Le diffidenze sul mantenimento di una visione europeista forte vanno ricercate nella crisi dei migranti rispetto alla quale Pahor ha riconosciuto “il valore morale dell’Italia” e al contempo la necessità che tutti i paesi si facciano carico di una quota di migranti, nel nome di una solidarietà comune.

Un passaggio della conversazione ha toccato la necessità di rafforzare i collegamenti infrastrutturali tra Slovenia e Italia ed i rapporti tra Gorizia e Nova Gorica, rispetto ai quali il presidente sloveno è convinto che vi siano opportunità non ancora sfruttate appieno, possibili solo “intraprendendo un cammino di cooperazione che porti a due Gorizie ed una città”.

l’intervista al presidente sloveno è stata definita da Serracchiani “interessantissima, perché ha chiarito la posizione centrale della Slovenia nel contesto dei Balcani e la sua visione sulla necessità di un allargamento dell’Europa anche nell’ipotesi di velocità diverse”.

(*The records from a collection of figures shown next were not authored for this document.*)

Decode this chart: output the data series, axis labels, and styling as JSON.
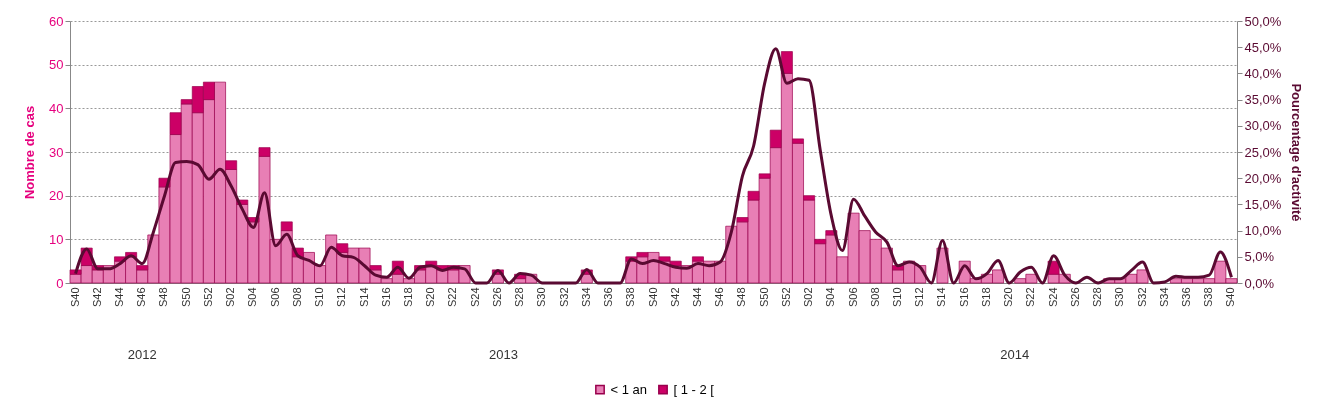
{
  "chart_data": {
    "type": "bar",
    "stacked": true,
    "ylabel": "Nombre de cas",
    "y2label": "Pourcentage d'activité",
    "ylim": [
      0,
      60
    ],
    "yticks": [
      0,
      10,
      20,
      30,
      40,
      50,
      60
    ],
    "y2lim": [
      0,
      50
    ],
    "y2ticks": [
      {
        "value": 0,
        "label": "0,0%"
      },
      {
        "value": 5,
        "label": "5,0%"
      },
      {
        "value": 10,
        "label": "10,0%"
      },
      {
        "value": 15,
        "label": "15,0%"
      },
      {
        "value": 20,
        "label": "20,0%"
      },
      {
        "value": 25,
        "label": "25,0%"
      },
      {
        "value": 30,
        "label": "30,0%"
      },
      {
        "value": 35,
        "label": "35,0%"
      },
      {
        "value": 40,
        "label": "40,0%"
      },
      {
        "value": 45,
        "label": "45,0%"
      },
      {
        "value": 50,
        "label": "50,0%"
      }
    ],
    "grid": "y",
    "legend": "bottom",
    "categories": [
      "S40",
      null,
      "S42",
      null,
      "S44",
      null,
      "S46",
      null,
      "S48",
      null,
      "S50",
      null,
      "S52",
      null,
      "S02",
      null,
      "S04",
      null,
      "S06",
      null,
      "S08",
      null,
      "S10",
      null,
      "S12",
      null,
      "S14",
      null,
      "S16",
      null,
      "S18",
      null,
      "S20",
      null,
      "S22",
      null,
      "S24",
      null,
      "S26",
      null,
      "S28",
      null,
      "S30",
      null,
      "S32",
      null,
      "S34",
      null,
      "S36",
      null,
      "S38",
      null,
      "S40",
      null,
      "S42",
      null,
      "S44",
      null,
      "S46",
      null,
      "S48",
      null,
      "S50",
      null,
      "S52",
      null,
      "S02",
      null,
      "S04",
      null,
      "S06",
      null,
      "S08",
      null,
      "S10",
      null,
      "S12",
      null,
      "S14",
      null,
      "S16",
      null,
      "S18",
      null,
      "S20",
      null,
      "S22",
      null,
      "S24",
      null,
      "S26",
      null,
      "S28",
      null,
      "S30",
      null,
      "S32",
      null,
      "S34",
      null,
      "S36",
      null,
      "S38",
      null,
      "S40"
    ],
    "annotations": [
      "2012",
      "2013",
      "2014"
    ],
    "series": [
      {
        "name": "< 1 an",
        "color": "#e87fb5",
        "values": [
          2,
          4,
          3,
          4,
          5,
          6,
          3,
          11,
          22,
          34,
          41,
          39,
          42,
          46,
          26,
          18,
          14,
          29,
          10,
          12,
          6,
          7,
          4,
          11,
          7,
          8,
          8,
          3,
          1,
          2,
          1,
          3,
          4,
          3,
          3,
          4,
          0,
          0,
          2,
          0,
          1,
          2,
          0,
          0,
          0,
          0,
          2,
          0,
          0,
          0,
          5,
          6,
          7,
          5,
          4,
          4,
          5,
          5,
          5,
          13,
          14,
          19,
          24,
          31,
          48,
          32,
          19,
          9,
          11,
          6,
          16,
          12,
          10,
          8,
          3,
          5,
          4,
          0,
          8,
          0,
          5,
          1,
          2,
          3,
          0,
          1,
          2,
          0,
          2,
          2,
          0,
          0,
          0,
          1,
          1,
          2,
          3,
          0,
          0,
          1,
          1,
          1,
          1,
          5,
          1
        ]
      },
      {
        "name": "[ 1 - 2 [",
        "color": "#cc0066",
        "values": [
          1,
          4,
          1,
          0,
          1,
          1,
          1,
          0,
          2,
          5,
          1,
          6,
          4,
          0,
          2,
          1,
          1,
          2,
          0,
          2,
          2,
          0,
          0,
          0,
          2,
          0,
          0,
          1,
          0,
          3,
          0,
          1,
          1,
          1,
          1,
          0,
          0,
          0,
          1,
          0,
          1,
          0,
          0,
          0,
          0,
          0,
          1,
          0,
          0,
          0,
          1,
          1,
          0,
          1,
          1,
          0,
          1,
          0,
          0,
          0,
          1,
          2,
          1,
          4,
          5,
          1,
          1,
          1,
          1,
          0,
          0,
          0,
          0,
          0,
          1,
          0,
          0,
          0,
          0,
          0,
          0,
          0,
          0,
          0,
          0,
          0,
          0,
          0,
          3,
          0,
          0,
          0,
          0,
          0,
          0,
          0,
          0,
          0,
          0,
          0,
          0,
          0,
          0,
          0,
          0
        ]
      },
      {
        "type": "line",
        "axis": "y2",
        "color": "#5a0a32",
        "values": [
          1.8,
          6.5,
          2.7,
          2.7,
          3.7,
          5.2,
          3.7,
          9.7,
          16.6,
          23.0,
          23.2,
          22.6,
          19.8,
          21.7,
          18.5,
          14.1,
          10.6,
          17.2,
          7.1,
          9.3,
          5.2,
          4.3,
          3.3,
          6.8,
          5.2,
          4.9,
          3.3,
          1.5,
          1.1,
          3.0,
          0.9,
          3.0,
          3.3,
          2.4,
          3.0,
          2.7,
          0,
          0,
          2.4,
          0,
          1.8,
          1.5,
          0,
          0,
          0,
          0,
          2.6,
          0,
          0,
          0,
          4.6,
          3.7,
          4.3,
          3.7,
          3.0,
          2.8,
          3.7,
          3.3,
          4.0,
          9.7,
          20.4,
          26.1,
          38.1,
          44.7,
          38.1,
          39.0,
          38.7,
          25.4,
          12.8,
          6.2,
          16.0,
          12.8,
          9.7,
          7.8,
          3.3,
          4.0,
          3.0,
          0,
          8.1,
          0,
          3.3,
          0.8,
          1.8,
          4.3,
          0,
          2.1,
          3.0,
          0,
          5.2,
          1.5,
          0,
          1.1,
          0,
          0.8,
          0.8,
          2.4,
          4.0,
          0,
          0.2,
          1.3,
          1.1,
          1.1,
          1.5,
          5.9,
          1.1
        ]
      }
    ]
  }
}
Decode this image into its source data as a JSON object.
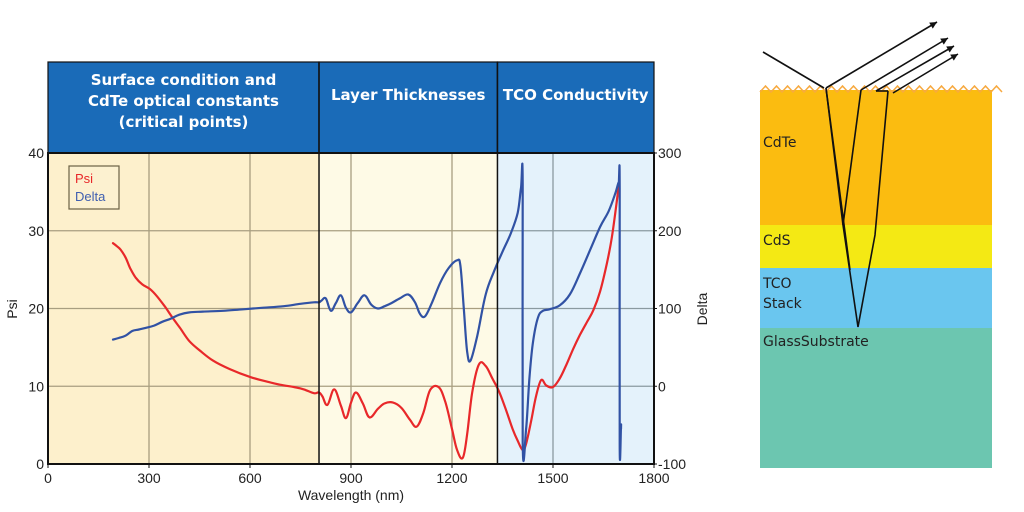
{
  "chart_data": {
    "type": "line",
    "title": "",
    "xlabel": "Wavelength (nm)",
    "ylabel": "Psi",
    "y2label": "Delta",
    "xlim": [
      0,
      1800
    ],
    "ylim": [
      0,
      40
    ],
    "y2lim": [
      -100,
      300
    ],
    "x_ticks": [
      "0",
      "300",
      "600",
      "900",
      "1200",
      "1500",
      "1800"
    ],
    "y_ticks": [
      "0",
      "10",
      "20",
      "30",
      "40"
    ],
    "y2_ticks": [
      "-100",
      "0",
      "100",
      "200",
      "300"
    ],
    "grid": true,
    "legend": {
      "position": "top-left",
      "entries": [
        "Psi",
        "Delta"
      ]
    },
    "regions": [
      {
        "label_lines": [
          "Surface condition and",
          "CdTe optical constants",
          "(critical points)"
        ],
        "from": 0,
        "to": 805,
        "color": "#fdf0cc"
      },
      {
        "label_lines": [
          "Layer Thicknesses"
        ],
        "from": 805,
        "to": 1335,
        "color": "#fefae6"
      },
      {
        "label_lines": [
          "TCO Conductivity"
        ],
        "from": 1335,
        "to": 1800,
        "color": "#e4f2fb"
      }
    ],
    "header_color": "#1a6bb8",
    "series": [
      {
        "name": "Psi",
        "axis": "left",
        "color": "#e8282a",
        "x": [
          193,
          205,
          215,
          230,
          244,
          260,
          280,
          303,
          325,
          348,
          370,
          392,
          420,
          451,
          490,
          540,
          600,
          650,
          689,
          730,
          760,
          790,
          805,
          815,
          830,
          850,
          870,
          885,
          900,
          915,
          935,
          955,
          980,
          1000,
          1025,
          1050,
          1075,
          1095,
          1115,
          1135,
          1160,
          1180,
          1200,
          1215,
          1232,
          1245,
          1260,
          1280,
          1300,
          1320,
          1340,
          1360,
          1380,
          1395,
          1410,
          1420,
          1435,
          1450,
          1465,
          1480,
          1500,
          1520,
          1540,
          1560,
          1580,
          1600,
          1620,
          1640,
          1660,
          1675,
          1690,
          1695
        ],
        "values": [
          28.4,
          28.0,
          27.6,
          26.6,
          25.2,
          24.0,
          23.1,
          22.5,
          21.5,
          20.2,
          18.8,
          17.5,
          15.8,
          14.6,
          13.3,
          12.2,
          11.2,
          10.6,
          10.2,
          9.9,
          9.6,
          9.1,
          9.2,
          8.7,
          7.6,
          9.6,
          7.5,
          5.9,
          7.9,
          9.2,
          7.8,
          6.0,
          7.1,
          7.8,
          7.9,
          7.2,
          5.7,
          4.8,
          6.6,
          9.5,
          9.9,
          8.0,
          4.5,
          1.8,
          0.8,
          3.8,
          9.2,
          12.8,
          12.6,
          11.0,
          9.3,
          7.0,
          4.5,
          3.0,
          1.8,
          2.6,
          5.5,
          8.8,
          10.8,
          10.1,
          9.9,
          11.0,
          12.8,
          14.8,
          16.6,
          18.2,
          19.8,
          22.2,
          25.8,
          29.2,
          34.0,
          35.8
        ]
      },
      {
        "name": "Delta",
        "axis": "right",
        "color": "#3152a4",
        "x": [
          193,
          210,
          230,
          250,
          270,
          290,
          315,
          340,
          365,
          390,
          420,
          460,
          520,
          580,
          640,
          700,
          750,
          790,
          805,
          812,
          825,
          840,
          855,
          870,
          885,
          900,
          920,
          940,
          960,
          980,
          1000,
          1020,
          1045,
          1070,
          1090,
          1105,
          1120,
          1140,
          1165,
          1190,
          1215,
          1225,
          1235,
          1245,
          1255,
          1275,
          1300,
          1325,
          1350,
          1375,
          1395,
          1405,
          1410,
          1410,
          1420,
          1430,
          1440,
          1455,
          1470,
          1490,
          1520,
          1550,
          1580,
          1610,
          1640,
          1665,
          1685,
          1695,
          1698,
          1698,
          1702,
          1702
        ],
        "values": [
          60,
          62,
          65,
          71,
          73,
          75,
          78,
          83,
          87,
          92,
          95,
          96,
          97,
          99,
          101,
          103,
          106,
          108,
          108,
          110,
          113,
          97,
          107,
          117,
          101,
          95,
          107,
          117,
          105,
          100,
          103,
          107,
          113,
          118,
          108,
          93,
          90,
          107,
          133,
          152,
          162,
          155,
          100,
          45,
          33,
          65,
          118,
          148,
          173,
          197,
          223,
          255,
          260,
          -72,
          -55,
          10,
          55,
          88,
          97,
          99,
          104,
          118,
          145,
          175,
          205,
          225,
          248,
          262,
          255,
          -75,
          -50,
          -55
        ]
      }
    ]
  },
  "diagram": {
    "layers": [
      {
        "name": "CdTe",
        "color": "#fbbc10"
      },
      {
        "name": "CdS",
        "color": "#f4e914"
      },
      {
        "name": "TCO Stack",
        "label_lines": [
          "TCO",
          "Stack"
        ],
        "color": "#6ac6ef"
      },
      {
        "name": "Glass Substrate",
        "label_lines": [
          "GlassSubstrate"
        ],
        "color": "#6cc6b0"
      }
    ],
    "rough_surface_color": "#f7a940",
    "ray_color": "#111111"
  }
}
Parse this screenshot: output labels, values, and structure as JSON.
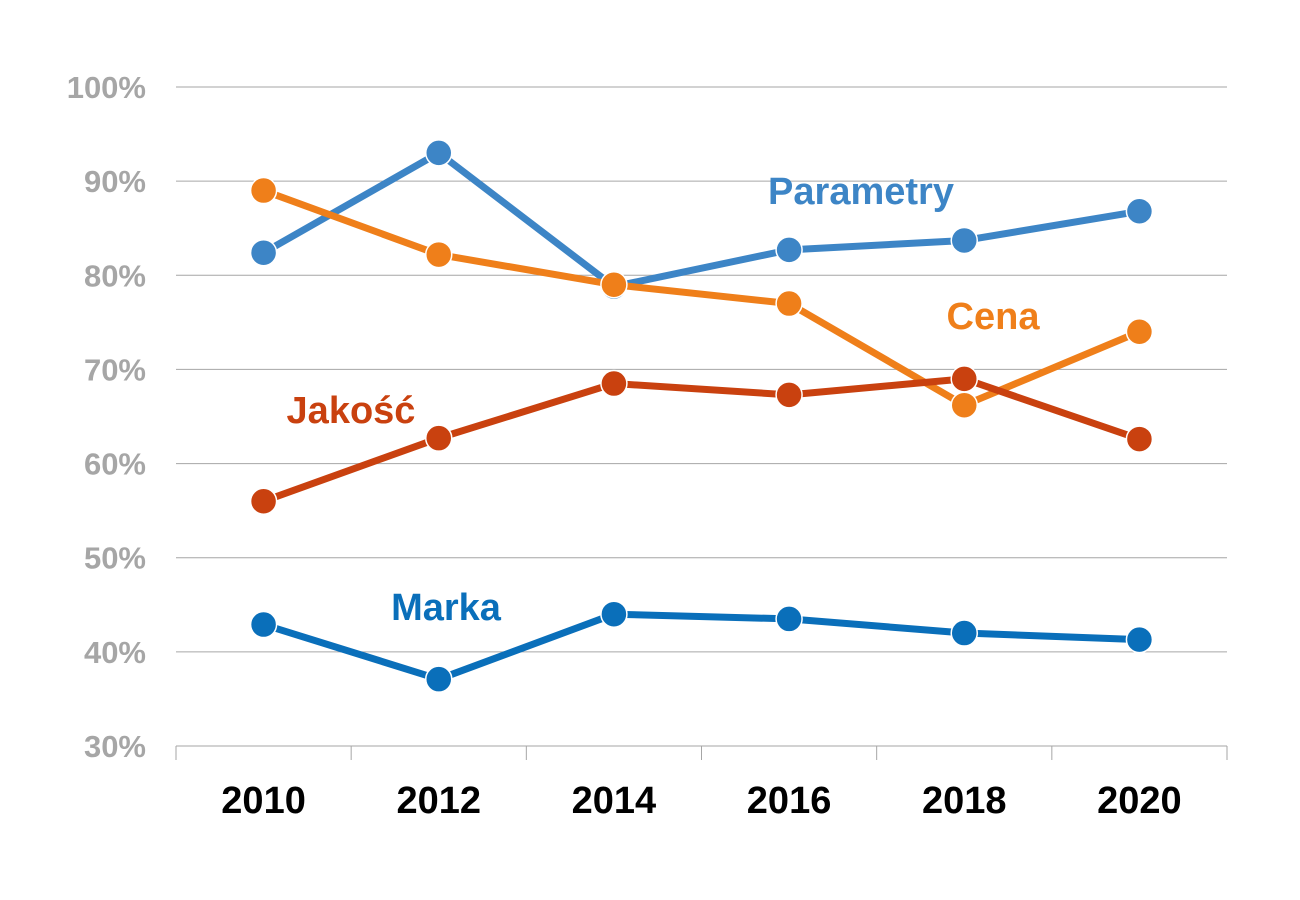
{
  "chart_data": {
    "type": "line",
    "categories": [
      "2010",
      "2012",
      "2014",
      "2016",
      "2018",
      "2020"
    ],
    "ylim": [
      30,
      100
    ],
    "yticks": [
      "30%",
      "40%",
      "50%",
      "60%",
      "70%",
      "80%",
      "90%",
      "100%"
    ],
    "grid": true,
    "series": [
      {
        "name": "Parametry",
        "color": "#3d85c6",
        "values": [
          82.4,
          93.0,
          78.8,
          82.7,
          83.7,
          86.8
        ]
      },
      {
        "name": "Cena",
        "color": "#ef7f1a",
        "values": [
          89.0,
          82.2,
          79.0,
          77.0,
          66.2,
          74.0
        ]
      },
      {
        "name": "Jakość",
        "color": "#c9410f",
        "values": [
          56.0,
          62.7,
          68.5,
          67.3,
          69.0,
          62.6
        ]
      },
      {
        "name": "Marka",
        "color": "#0a6fba",
        "values": [
          42.9,
          37.1,
          44.0,
          43.5,
          42.0,
          41.3
        ]
      }
    ]
  }
}
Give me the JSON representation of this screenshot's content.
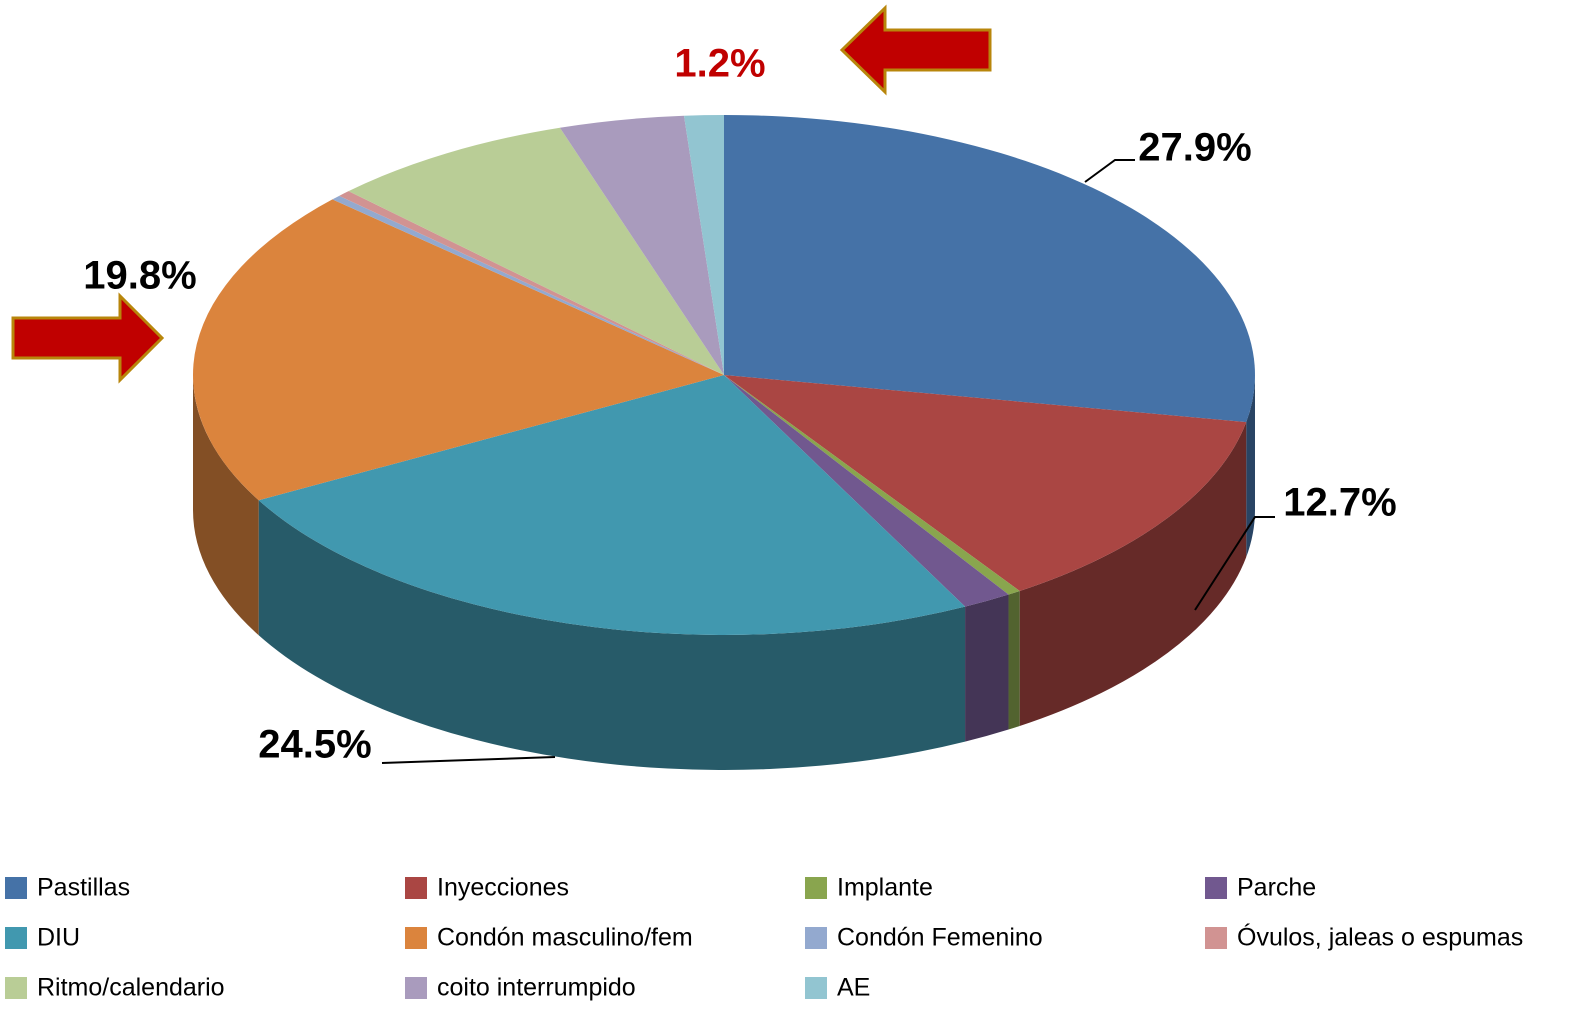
{
  "chart_data": {
    "type": "pie",
    "categories": [
      "Pastillas",
      "Inyecciones",
      "Implante",
      "Parche",
      " DIU",
      "Condón masculino/fem",
      "Condón Femenino",
      "Óvulos, jaleas o espumas",
      "Ritmo/calendario",
      "coito interrumpido",
      "AE"
    ],
    "values": [
      27.9,
      12.7,
      0.4,
      1.5,
      24.5,
      19.8,
      0.3,
      0.4,
      7.5,
      3.8,
      1.2
    ],
    "value_labels": [
      "27.9%",
      "12.7%",
      null,
      null,
      "24.5%",
      "19.8%",
      null,
      null,
      null,
      null,
      "1.2%"
    ],
    "value_label_colors": [
      "#000000",
      "#000000",
      null,
      null,
      "#000000",
      "#000000",
      null,
      null,
      null,
      null,
      "#c00000"
    ],
    "colors": [
      "#4572a7",
      "#aa4643",
      "#89a54e",
      "#71588f",
      "#4198af",
      "#db843d",
      "#93a9cf",
      "#d19392",
      "#b9cd96",
      "#a99bbd",
      "#92c5d1"
    ],
    "legend": "bottom"
  }
}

Serracchiani ha evidenziato la strategicità delle infrastrutture, tema che ha avuto un peso specifico anche nel corso del summit di Trieste durante il quale, ha ricordato “sono state prese decisioni importanti, dal momento che, per far parlare i popoli e mettere assieme le genti, servono collegamenti anche infrastrutturali”. Da qui un richiamo alla volontà di collaborare con il porto di Capodistria e con quelli di tutto l’Alto Adriatico per competere con gli scali del Nord Europa e all’importanza di attivare la linea ferroviaria con la Slovenia.

La presidente ha poi rimarcato come, in pochi giorni, il riconoscimento Unesco a Palmanova, che abbraccia città italiane, croate e montenegrine, e la candidatura di Trieste a Città della scienza, sostenuta dai Paesi confinanti, abbiano dimostrato che “mettendoci assieme moltiplichiamo la nostra forza a beneficio di tutta l’area balcanica”.